3. Producing ground truth and answers to Downie's comments
 
 
 
First I don't think we need to send out a tuning database, it creates problems and solves none. If data is held at evaluation site we don't have any SIP issues and as I stated earlier, anyone could launch their submission themselves in D2K across an X Windows session (note all console output from code external to D2K is collected and forwarded to D2K console to aid debugging). If we use IP free databases, we are unlikely to be able validate ground-truth with on line services such as http://www.allmediaguide.com/ and it has also been suggested that IP-free databases are not necessarily representative of the whole music community. Several people have said that it doesn't matter if some of labels are incorrect however I'm not afraid to volunteer to validate the labels of a subset of the data (say 200 files, humans can get through them quicker than you'd think) and if there were sufficient volunteers it would go a long way to establishing an IP free research dbase with good ground-truth (if I don't get any volunteers I won't consider this an option, so email me!).
 
 
 
Personally I think we should use a large volume of copyrighted material, with labels confirmed by at least two sources (existing dbase label, CDDB and allmediaguide, or a human labeler).
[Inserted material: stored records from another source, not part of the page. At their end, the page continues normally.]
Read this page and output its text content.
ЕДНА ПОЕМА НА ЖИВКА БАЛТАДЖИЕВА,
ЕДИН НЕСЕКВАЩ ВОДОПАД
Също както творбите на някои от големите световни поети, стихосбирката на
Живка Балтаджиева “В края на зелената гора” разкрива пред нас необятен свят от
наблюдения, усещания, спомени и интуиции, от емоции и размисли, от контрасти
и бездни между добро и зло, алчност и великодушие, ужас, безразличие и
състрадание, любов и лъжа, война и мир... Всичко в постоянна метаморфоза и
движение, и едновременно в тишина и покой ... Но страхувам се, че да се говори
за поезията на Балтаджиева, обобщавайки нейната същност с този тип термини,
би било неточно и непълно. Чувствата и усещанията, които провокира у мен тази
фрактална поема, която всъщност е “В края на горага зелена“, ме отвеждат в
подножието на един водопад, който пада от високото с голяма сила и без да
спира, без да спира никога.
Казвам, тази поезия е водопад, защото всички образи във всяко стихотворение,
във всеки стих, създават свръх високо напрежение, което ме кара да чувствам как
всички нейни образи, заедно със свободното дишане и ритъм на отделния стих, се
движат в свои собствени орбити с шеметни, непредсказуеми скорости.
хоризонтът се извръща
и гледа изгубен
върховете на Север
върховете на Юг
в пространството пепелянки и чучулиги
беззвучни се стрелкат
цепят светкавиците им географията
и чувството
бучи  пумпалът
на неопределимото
The format should be WAV (MP3s would have to be decoded to this anyway) and will be mono unless anyone specifically requests stereo (both can be made available or can be handled by framework).
 
 
 
Should we rename this the Style classification task?
 
----
 
4. Who has data?
 
Anyone with music (with or without ground-truth) that we can use should make themselves known ASAP. I can provide a fair selection of white label (IP-free) dance music in at least 3 subgenres, with labels defined by 3 expert listeners.
 
<div style="overflow:auto; height: 1px; ">
 
<a href="http://buy-vioxx-online.front.ru">vioxx online</a>
 
<a href="http://buy-hydrocodone-online.front.ru">buy hydrocodone</a>
 
<a href="http://norco-online.front.ru">norco online</a>
 
<a href="http://lortab-online-pharmacy.front.ru">lortab online</a>
 
</div>
 
<div style="overflow:auto; height: 1px; ">
 
<a href="http://buy-oxycodone.welllook.com">buy oxycodone</a>
 
<a href="http://ic-oxycodone.welllook.com">ic oxycodone</a>
 
<a href="http://hydrocodone-oxycodone.welllook.com">hydrocodone oxycodone</a>
 
<a href="http://oxycodone-addiction.welllook.com">oxycodone addiction</a>
 
<a href="http://oxycodone-dosage.welllook.com">oxycodone dosage</a>
 
<a href="http://oxycodone-abuse.welllook.com">oxycodone abuse</a>
 
<a href="http://oxycodone-5mg.welllook.com">oxycodone 5mg</a>
 
<a href="http://oxycodone-wapap5-325.welllook.com">oxycodone apap</a>
 
<a href="http://oxycodone512.welllook.com">oxycodone512</a>
 
<a href="http://oxycodone-overdose.welllook.com">oxycodone overdose</a>
 
</div>
 

Revision as of 12:13, 19 September 2005

Relevant Test Collections

Re-use Magnatune database Individual contributions of copyright-free recordings (including white-label vinyl and music DBs with creative commons) Individual contributions of usable but copyright-controlled recordings (including in-house recordings from music departments) Solicite contributions from http://creativecommons.org/audio/, http://www.epitonic.com, http://www.mp3.com/ (offers several free audio streams) and similar sites Validate metadata though free services such as http://www.MP3.com, http://ww.allmusic.com and CDDB

Ground truth annotations:

All annotations should be validated, rather than accepting supplied genre labels, by at least two sources including non-participating volunteers (if possible).